Comment by nesarkvechnep

5 days ago

I'm trying to find a reason not to use ZFS at home.

Requirement for enterprise quality disks, huge RAM (1 gig per TB), ECC, at least x5 disks of redundancy. None of these are things, but people will try to educate you anyway. So use it but keep it to yourself. :)

  • No need to keep it to yourself. As you've mentioned, all of these requirements are misinformation so you can ignore people who repeat them (or even better, tell them to stop spreading misinformation).

    For those not in the know:

    You don't need to use enterprise quality disks. There is nothing in the ZFS design that requires enterprise quality disks any more than any other file system. In fact, ZFS has saved my data through multiple consumer-grade HDD failures over the years thanks to raidz.

    The 1 gig per TB figure is ONLY for when using the ZFS dedup feature, which the ZFS dedup feature is widely regarded as a bad idea except in VERY specific use cases. 99.9% of ZFS users should not and will not use dedup and therefore they do not need ridiculous piles of ram.

    There is nothing in the design of ZFS any more dangerous to run without ECC than any other filesystem. ECC is a good idea regardless of filesystem but its certainly not a requirement.

    And you don't need x5 disks of redundancy. It runs great and has benefits even on single-disk systems like laptops. Naturally, having parity drives is better in case a drive fails but on single disk systems you still benefit from the checksumming, snapshotting, boot environments, transparent compression, incremental zfs send/recv, and cross-platform native encryption.

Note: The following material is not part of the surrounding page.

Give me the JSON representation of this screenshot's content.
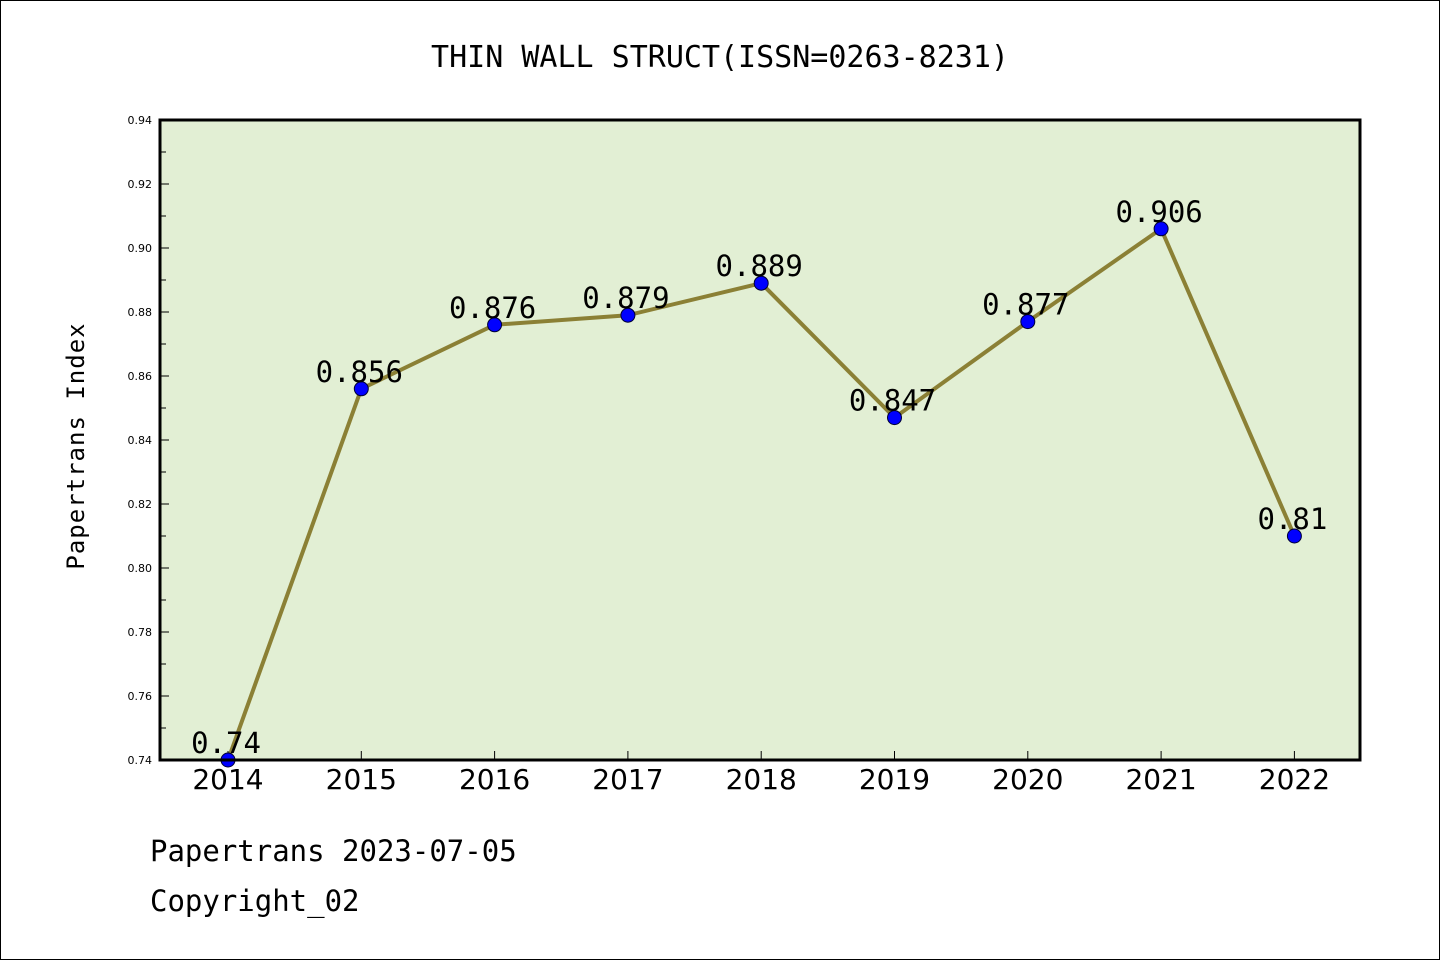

    • One reason why it might be a good idea to use higher quality drives when using ZFS is because it seems like in some scenarios ZFS can result in more writes being done to the drive than when other file systems are used. This can be a problem for some QLC and TLC drives that have low endurance.

      I'm in the process of setting up a server at home and was testing a few different file systems. I was doing a test where I had a program continuously synchronously writing just a single byte every second (like might happen for some programs that are writing logs fairly continuously). For most of my tests I was just using the default settings for each file system. When using ext4 this resulted in 28 KB/s of actual writes being done to the drive which seems reasonable due to 4 KB blocks needing to be written, journaling, writing metadata, etc... BTRFS generated 68 KB/s of actual writes which still isn't too bad. When using ZFS about the best I could get it to do after trying various settings for volblocksize, ashift, logbias, atime, and compression settings still resulted in 312 KB/s of actual writes being done to the drive which I was not pleased with. At the rate ZFS was writing data, over a 10 year span that same program running continuously would result in about 100 TB of writes being done to the drive which is about a quarter of what my SSD is rated for.

      4 replies →

    • > The 1 gig per TB figure is ONLY for when using the ZFS dedup feature, which the ZFS dedup feature is widely regarded as a bad idea except in VERY specific use cases. 99.9% of ZFS users should not and will not use dedup and therefore they do not need ridiculous piles of ram.

      You also really don't need a 1GB for RAM unless you have a very high write volume. YMMV but my experience is that its closer to 1GB for 10TB.

  • The interesting part about the enterprise quality disk misinformation is how so wrong it is. The core idea of ZFS was to detect issues when those drives or their drivers are faulty. And this was more happening with cheap non-enterprise disks at that time.